Numerous cases are cited in support of these conflicting views. We will not undertake to review these eases, but it is sufficient to say that all of them recognize that the controlling question is the one of fact: For whom was the agent acting in the particular transaction? When that test is applied here we are constrained to hold .that Leatherwood was appellant’s agent in the satisfaction of the prior liens.
It is finally insisted that the proof on appellant’s part is to the effect that if it be said that Leatherwood was its agent, his agency was limited and that his • act in undertaking to satisfy the prior liens was beyond the apparent scope of his authority insofar as his agency for appellant was concerned. But we can not accept this view. In the case of American Sales Book Co. v. Whitaker, 100 Ark. 360, it was said (to quote the syllabus):
“Where an agency is proved without showing its extent, the agent is presumed to have authority to do all acts necessary to carry out the particular employment in which he is engaged by the principal.”

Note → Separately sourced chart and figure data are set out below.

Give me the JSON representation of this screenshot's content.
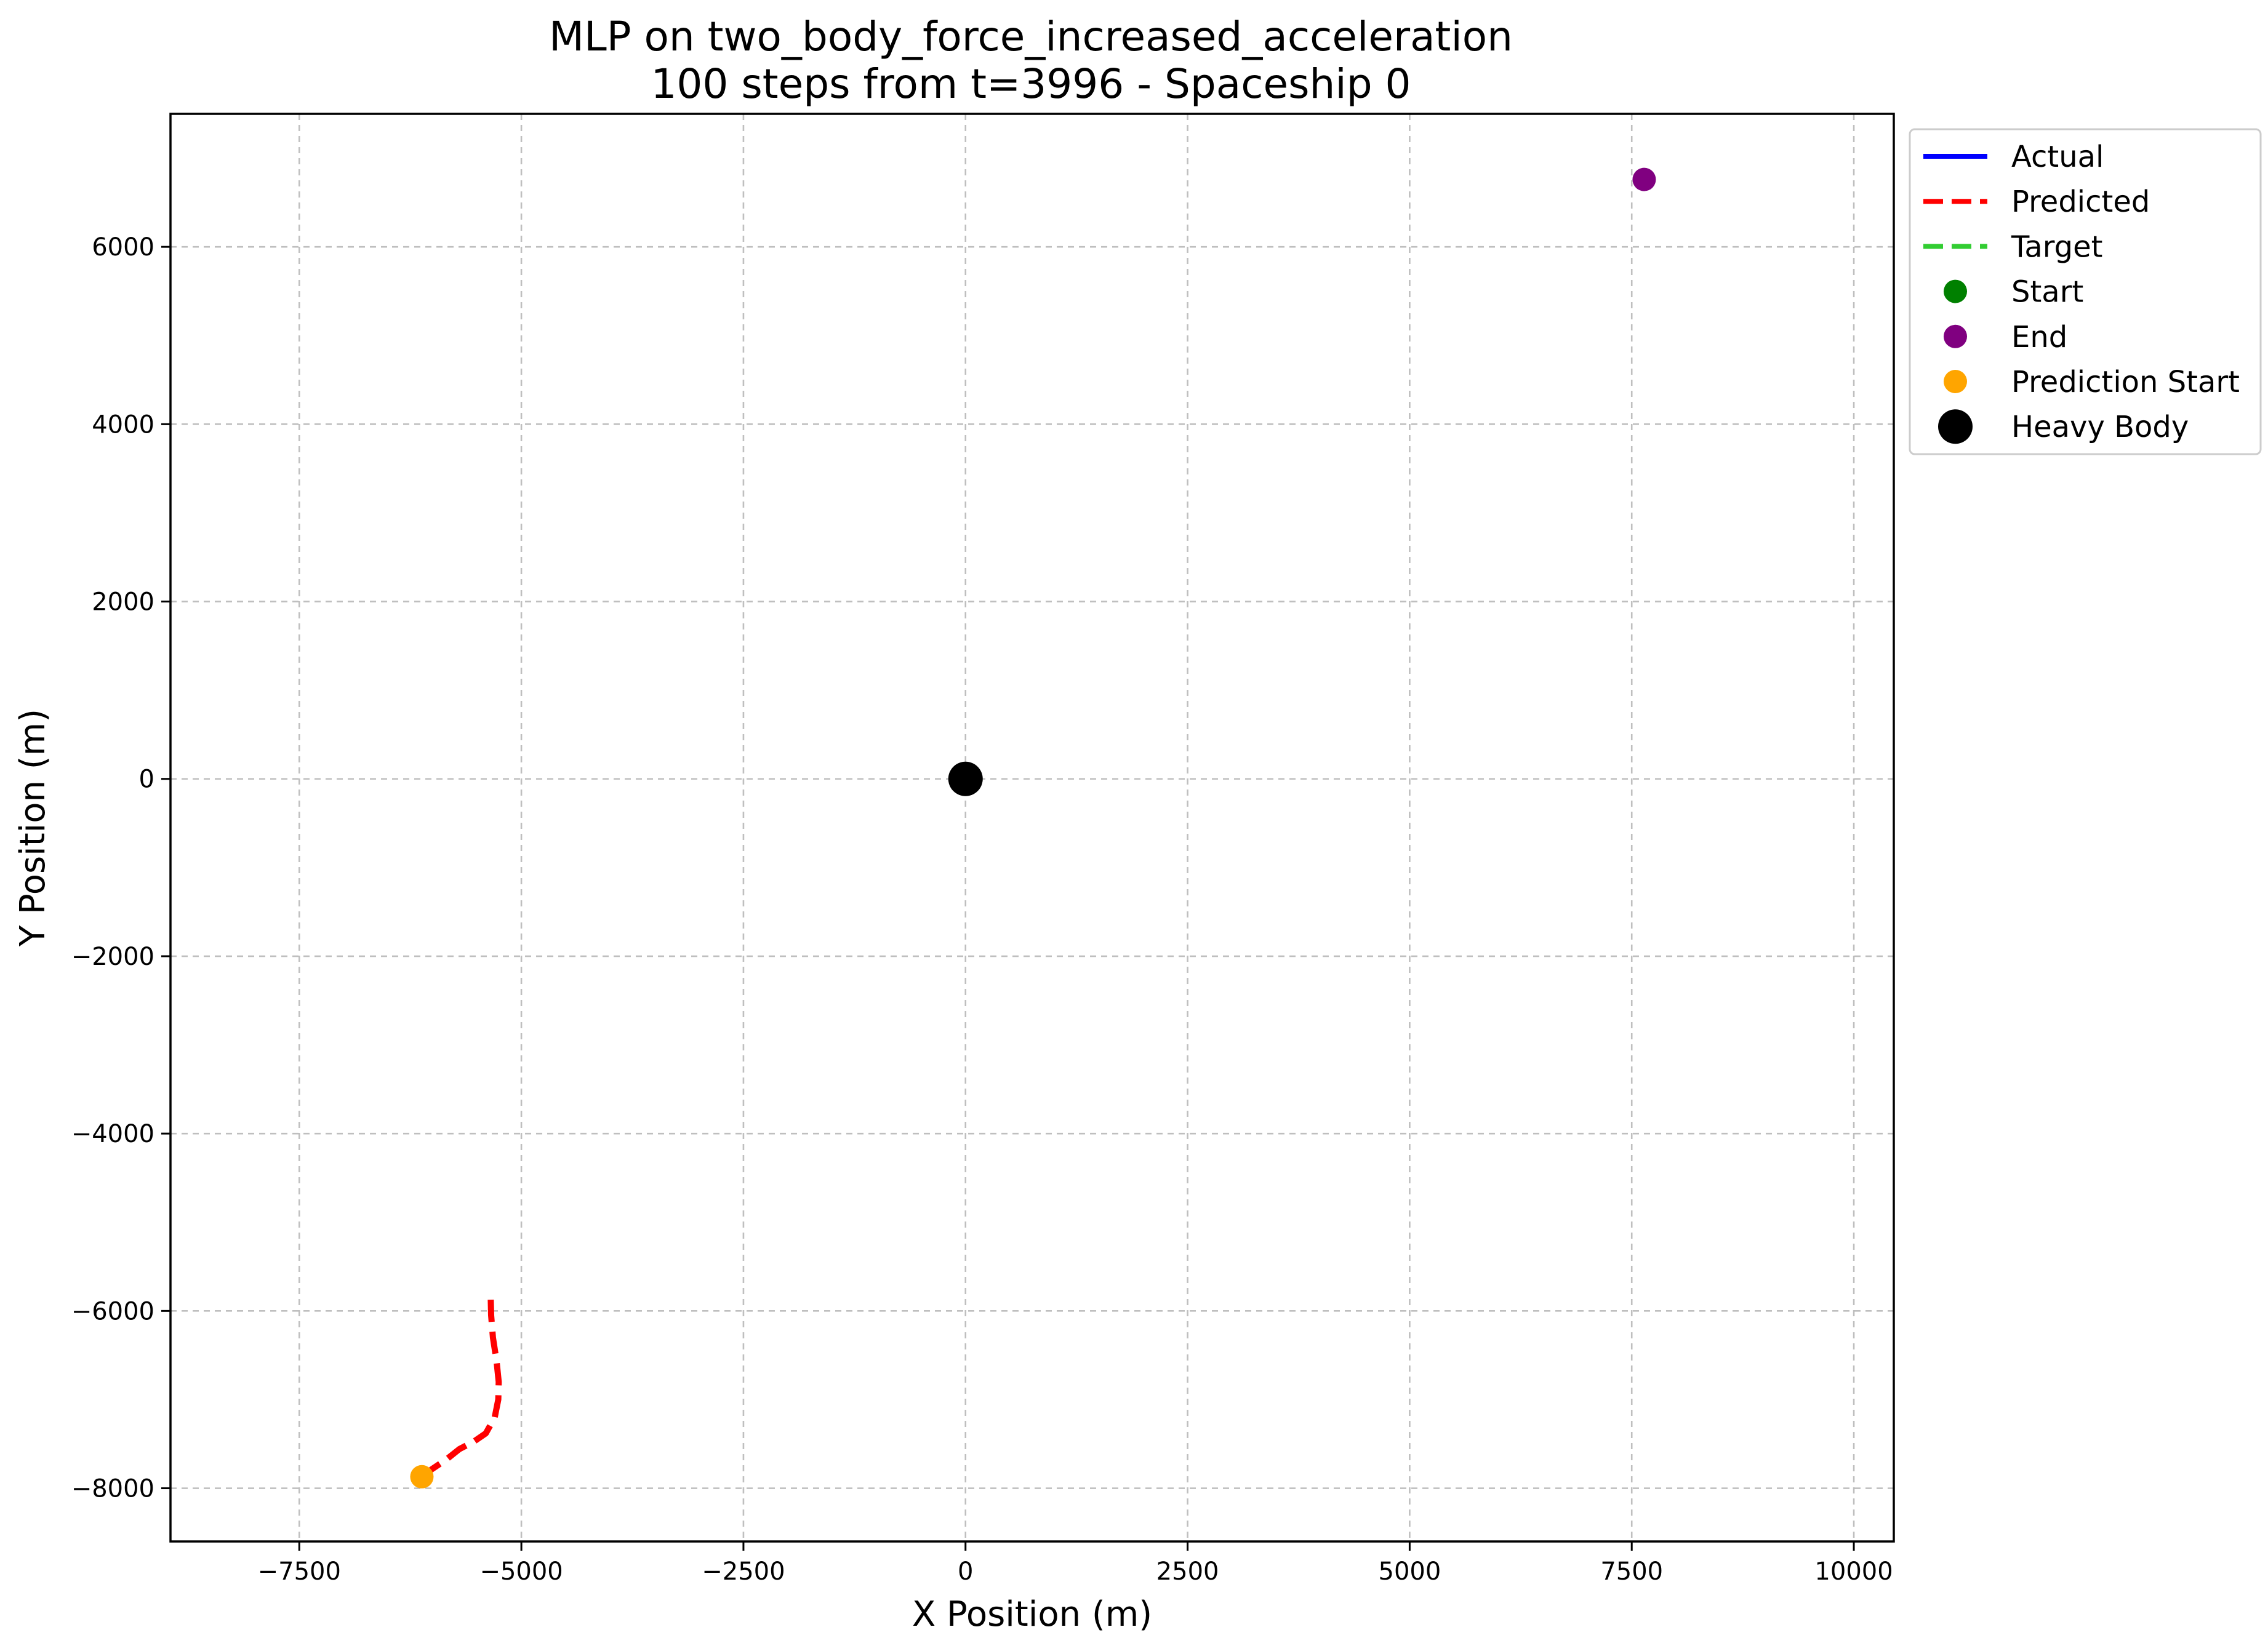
{
  "chart_data": {
    "type": "line",
    "title_line1": "MLP on two_body_force_increased_acceleration",
    "title_line2": "100 steps from t=3996 - Spaceship 0",
    "xlabel": "X Position (m)",
    "ylabel": "Y Position (m)",
    "xlim": [
      -8950,
      10450
    ],
    "ylim": [
      -8600,
      7500
    ],
    "x_ticks": [
      -7500,
      -5000,
      -2500,
      0,
      2500,
      5000,
      7500,
      10000
    ],
    "x_tick_labels": [
      "−7500",
      "−5000",
      "−2500",
      "0",
      "2500",
      "5000",
      "7500",
      "10000"
    ],
    "y_ticks": [
      -8000,
      -6000,
      -4000,
      -2000,
      0,
      2000,
      4000,
      6000
    ],
    "y_tick_labels": [
      "−8000",
      "−6000",
      "−4000",
      "−2000",
      "0",
      "2000",
      "4000",
      "6000"
    ],
    "grid": true,
    "legend_position": "outside upper right",
    "legend": [
      {
        "label": "Actual",
        "kind": "line",
        "color": "#0000ff",
        "dashed": false
      },
      {
        "label": "Predicted",
        "kind": "line",
        "color": "#ff0000",
        "dashed": true
      },
      {
        "label": "Target",
        "kind": "line",
        "color": "#32cd32",
        "dashed": true
      },
      {
        "label": "Start",
        "kind": "marker",
        "color": "#008000",
        "size": "medium"
      },
      {
        "label": "End",
        "kind": "marker",
        "color": "#800080",
        "size": "medium"
      },
      {
        "label": "Prediction Start",
        "kind": "marker",
        "color": "#ffa500",
        "size": "medium"
      },
      {
        "label": "Heavy Body",
        "kind": "marker",
        "color": "#000000",
        "size": "large"
      }
    ],
    "series": [
      {
        "name": "Predicted",
        "color": "#ff0000",
        "dashed": true,
        "x": [
          -6120,
          -6000,
          -5850,
          -5700,
          -5530,
          -5400,
          -5300,
          -5260,
          -5255,
          -5280,
          -5320,
          -5340,
          -5345
        ],
        "y": [
          -7870,
          -7780,
          -7680,
          -7560,
          -7470,
          -7380,
          -7200,
          -7000,
          -6800,
          -6560,
          -6300,
          -6050,
          -5850
        ]
      }
    ],
    "points": [
      {
        "name": "Prediction Start",
        "x": -6120,
        "y": -7870,
        "color": "#ffa500",
        "size": "medium"
      },
      {
        "name": "End",
        "x": 7640,
        "y": 6760,
        "color": "#800080",
        "size": "medium"
      },
      {
        "name": "Heavy Body",
        "x": 0,
        "y": 0,
        "color": "#000000",
        "size": "large"
      }
    ]
  }
}
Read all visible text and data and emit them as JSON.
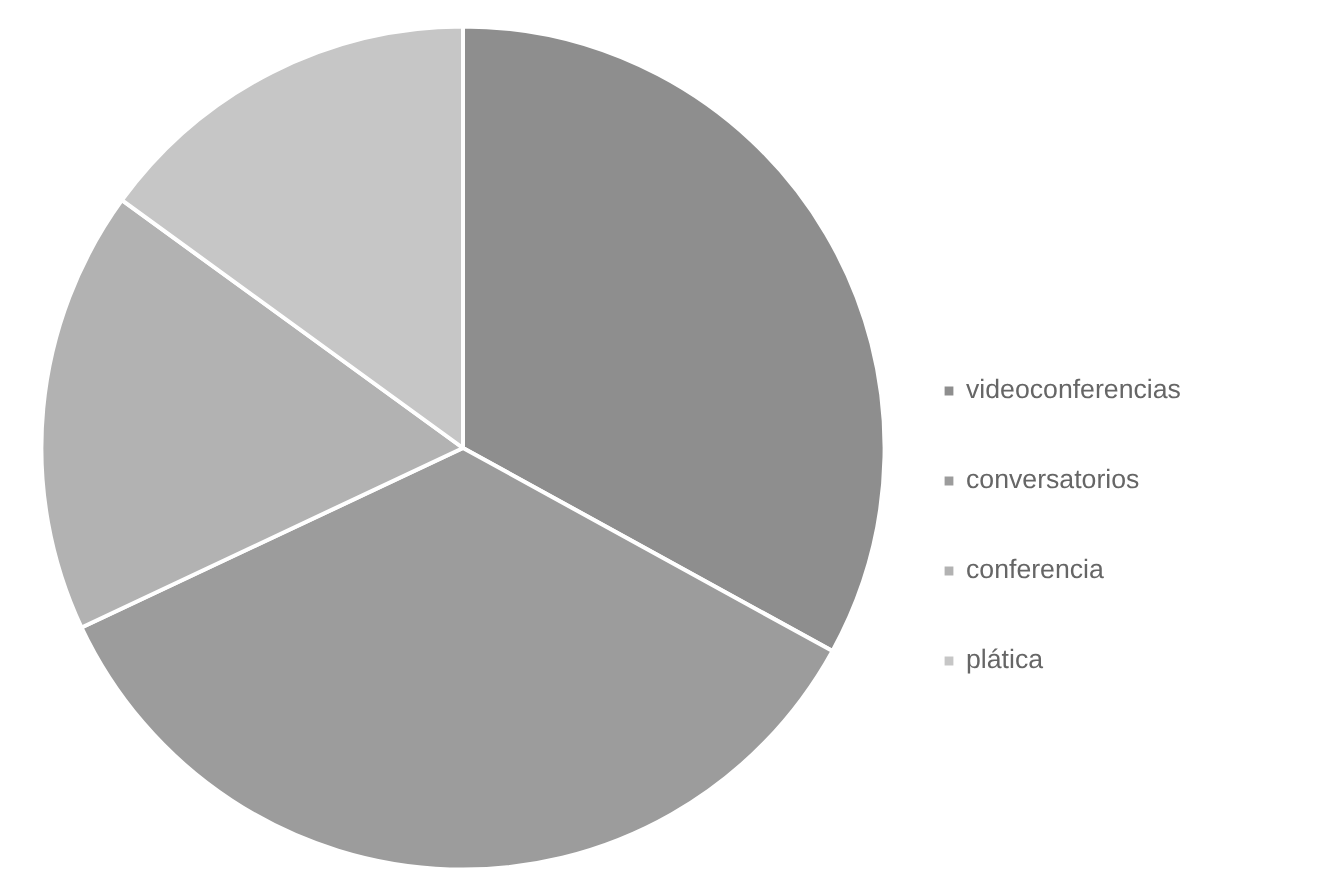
{
  "chart_data": {
    "type": "pie",
    "categories": [
      "videoconferencias",
      "conversatorios",
      "conferencia",
      "plática"
    ],
    "values": [
      33,
      35,
      17,
      15
    ],
    "colors": [
      "#8e8e8e",
      "#9c9c9c",
      "#b2b2b2",
      "#c6c6c6"
    ],
    "legend": "right"
  }
}
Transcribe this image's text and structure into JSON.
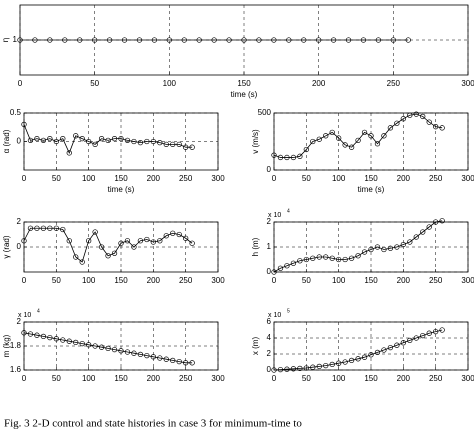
{
  "caption": "Fig. 3    2-D control and state histories in case 3 for minimum-time to",
  "chart_data": [
    {
      "type": "line",
      "ylabel": "η",
      "xlabel": "time (s)",
      "x": [
        0,
        10,
        20,
        30,
        40,
        50,
        60,
        70,
        80,
        90,
        100,
        110,
        120,
        130,
        140,
        150,
        160,
        170,
        180,
        190,
        200,
        210,
        220,
        230,
        240,
        250,
        260
      ],
      "series": [
        {
          "color": "#000000",
          "values": [
            1,
            1,
            1,
            1,
            1,
            1,
            1,
            1,
            1,
            1,
            1,
            1,
            1,
            1,
            1,
            1,
            1,
            1,
            1,
            1,
            1,
            1,
            1,
            1,
            1,
            1,
            1
          ]
        }
      ],
      "xlim": [
        0,
        300
      ],
      "xticks": [
        0,
        50,
        100,
        150,
        200,
        250,
        300
      ],
      "ylim": [
        0,
        2
      ],
      "yticks": [
        1
      ],
      "grid": true
    },
    {
      "type": "line",
      "ylabel": "α (rad)",
      "xlabel": "time (s)",
      "x": [
        0,
        10,
        20,
        30,
        40,
        50,
        60,
        70,
        80,
        90,
        100,
        110,
        120,
        130,
        140,
        150,
        160,
        170,
        180,
        190,
        200,
        210,
        220,
        230,
        240,
        250,
        260
      ],
      "series": [
        {
          "color": "#000000",
          "values": [
            0.3,
            0.02,
            0.05,
            0.02,
            0.05,
            0,
            0.05,
            -0.2,
            0.1,
            0.05,
            0,
            -0.05,
            0.05,
            0.02,
            0.05,
            0.05,
            0.02,
            0,
            -0.02,
            0,
            0,
            -0.02,
            -0.05,
            -0.05,
            -0.05,
            -0.1,
            -0.1
          ]
        }
      ],
      "xlim": [
        0,
        300
      ],
      "xticks": [
        0,
        50,
        100,
        150,
        200,
        250,
        300
      ],
      "ylim": [
        -0.5,
        0.5
      ],
      "yticks": [
        0,
        0.5
      ],
      "grid": true
    },
    {
      "type": "line",
      "ylabel": "v (m/s)",
      "xlabel": "time (s)",
      "x": [
        0,
        10,
        20,
        30,
        40,
        50,
        60,
        70,
        80,
        90,
        100,
        110,
        120,
        130,
        140,
        150,
        160,
        170,
        180,
        190,
        200,
        210,
        220,
        230,
        240,
        250,
        260
      ],
      "series": [
        {
          "color": "#000000",
          "values": [
            130,
            110,
            110,
            110,
            120,
            180,
            250,
            270,
            300,
            330,
            280,
            220,
            200,
            260,
            330,
            300,
            230,
            300,
            370,
            410,
            450,
            480,
            490,
            470,
            420,
            380,
            370
          ]
        }
      ],
      "xlim": [
        0,
        300
      ],
      "xticks": [
        0,
        50,
        100,
        150,
        200,
        250,
        300
      ],
      "ylim": [
        0,
        500
      ],
      "yticks": [
        0,
        500
      ],
      "grid": true
    },
    {
      "type": "line",
      "ylabel": "γ (rad)",
      "x": [
        0,
        10,
        20,
        30,
        40,
        50,
        60,
        70,
        80,
        90,
        100,
        110,
        120,
        130,
        140,
        150,
        160,
        170,
        180,
        190,
        200,
        210,
        220,
        230,
        240,
        250,
        260
      ],
      "series": [
        {
          "color": "#000000",
          "values": [
            0.5,
            1.5,
            1.5,
            1.5,
            1.5,
            1.5,
            1.4,
            0.5,
            -0.8,
            -1.2,
            0.5,
            1.2,
            0,
            -0.7,
            -0.5,
            0.3,
            0.5,
            0,
            0.5,
            0.6,
            0.4,
            0.5,
            0.9,
            1.1,
            1,
            0.7,
            0.3
          ]
        }
      ],
      "xlim": [
        0,
        300
      ],
      "xticks": [
        0,
        50,
        100,
        150,
        200,
        250,
        300
      ],
      "ylim": [
        -2,
        2
      ],
      "yticks": [
        0,
        2
      ],
      "grid": true
    },
    {
      "type": "line",
      "ylabel": "h (m)",
      "multiplier": "x 10",
      "exponent": "4",
      "x": [
        0,
        10,
        20,
        30,
        40,
        50,
        60,
        70,
        80,
        90,
        100,
        110,
        120,
        130,
        140,
        150,
        160,
        170,
        180,
        190,
        200,
        210,
        220,
        230,
        240,
        250,
        260
      ],
      "series": [
        {
          "color": "#000000",
          "values": [
            0,
            0.15,
            0.25,
            0.35,
            0.45,
            0.5,
            0.55,
            0.6,
            0.6,
            0.55,
            0.5,
            0.5,
            0.55,
            0.65,
            0.8,
            0.9,
            1,
            0.9,
            0.95,
            1,
            1.1,
            1.2,
            1.4,
            1.6,
            1.8,
            2,
            2.05
          ]
        }
      ],
      "xlim": [
        0,
        300
      ],
      "xticks": [
        0,
        50,
        100,
        150,
        200,
        250,
        300
      ],
      "ylim": [
        0,
        2
      ],
      "yticks": [
        0,
        1,
        2
      ],
      "grid": true
    },
    {
      "type": "line",
      "ylabel": "m (kg)",
      "multiplier": "x 10",
      "exponent": "4",
      "x": [
        0,
        10,
        20,
        30,
        40,
        50,
        60,
        70,
        80,
        90,
        100,
        110,
        120,
        130,
        140,
        150,
        160,
        170,
        180,
        190,
        200,
        210,
        220,
        230,
        240,
        250,
        260
      ],
      "series": [
        {
          "color": "#000000",
          "values": [
            1.91,
            1.9,
            1.89,
            1.88,
            1.87,
            1.86,
            1.85,
            1.84,
            1.83,
            1.82,
            1.81,
            1.8,
            1.79,
            1.78,
            1.77,
            1.76,
            1.75,
            1.74,
            1.73,
            1.72,
            1.71,
            1.7,
            1.69,
            1.68,
            1.67,
            1.66,
            1.66
          ]
        }
      ],
      "xlim": [
        0,
        300
      ],
      "xticks": [
        0,
        50,
        100,
        150,
        200,
        250,
        300
      ],
      "ylim": [
        1.6,
        2
      ],
      "yticks": [
        1.6,
        1.8,
        2
      ],
      "grid": true
    },
    {
      "type": "line",
      "ylabel": "x (m)",
      "multiplier": "x 10",
      "exponent": "5",
      "x": [
        0,
        10,
        20,
        30,
        40,
        50,
        60,
        70,
        80,
        90,
        100,
        110,
        120,
        130,
        140,
        150,
        160,
        170,
        180,
        190,
        200,
        210,
        220,
        230,
        240,
        250,
        260
      ],
      "series": [
        {
          "color": "#000000",
          "values": [
            0,
            0.05,
            0.1,
            0.15,
            0.2,
            0.25,
            0.35,
            0.45,
            0.55,
            0.7,
            0.85,
            1,
            1.2,
            1.4,
            1.6,
            1.9,
            2.2,
            2.5,
            2.8,
            3.1,
            3.4,
            3.7,
            4,
            4.3,
            4.6,
            4.8,
            5
          ]
        }
      ],
      "xlim": [
        0,
        300
      ],
      "xticks": [
        0,
        50,
        100,
        150,
        200,
        250,
        300
      ],
      "ylim": [
        0,
        6
      ],
      "yticks": [
        0,
        2,
        4,
        6
      ],
      "grid": true
    }
  ]
}
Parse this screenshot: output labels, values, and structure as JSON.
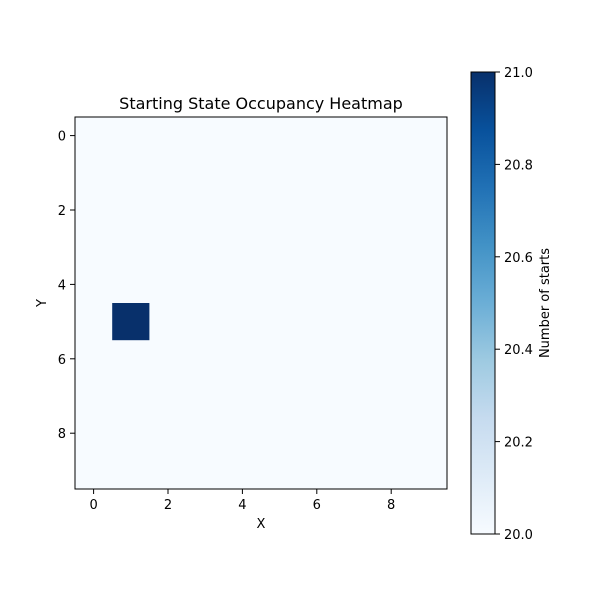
{
  "chart_data": {
    "type": "heatmap",
    "title": "Starting State Occupancy Heatmap",
    "xlabel": "X",
    "ylabel": "Y",
    "x_ticks": [
      "0",
      "2",
      "4",
      "6",
      "8"
    ],
    "y_ticks": [
      "0",
      "2",
      "4",
      "6",
      "8"
    ],
    "grid_size": [
      10,
      10
    ],
    "x_range": [
      -0.5,
      9.5
    ],
    "y_range": [
      -0.5,
      9.5
    ],
    "y_inverted": true,
    "default_value": 20.0,
    "cells": [
      {
        "x": 1,
        "y": 5,
        "value": 21.0
      }
    ],
    "colormap": "Blues",
    "color_low": "#f7fbff",
    "color_high": "#08306b",
    "colorbar": {
      "label": "Number of starts",
      "range": [
        20.0,
        21.0
      ],
      "ticks": [
        "20.0",
        "20.2",
        "20.4",
        "20.6",
        "20.8",
        "21.0"
      ]
    },
    "grid": false
  }
}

Leatherwood was unquestionably appellant’s agent for some purposes, and the only question of fact here is the extent of that agency, and we are constrained to find that if Leatherwood’s act in undertaking the satisfaction of the priojr liens was not within the actual scope of his authority it was within the apparent scope, and that the principal who thus held him out must sustain the loss resulting from his infidelity to his trust. Peoples Life Ins. Co. v. Kohn, 100 Ark. 240; Oakleaf Mill Co. v. Cooper, 103 Ark. 79.
The decree of the court below will, therefore, be affirmed.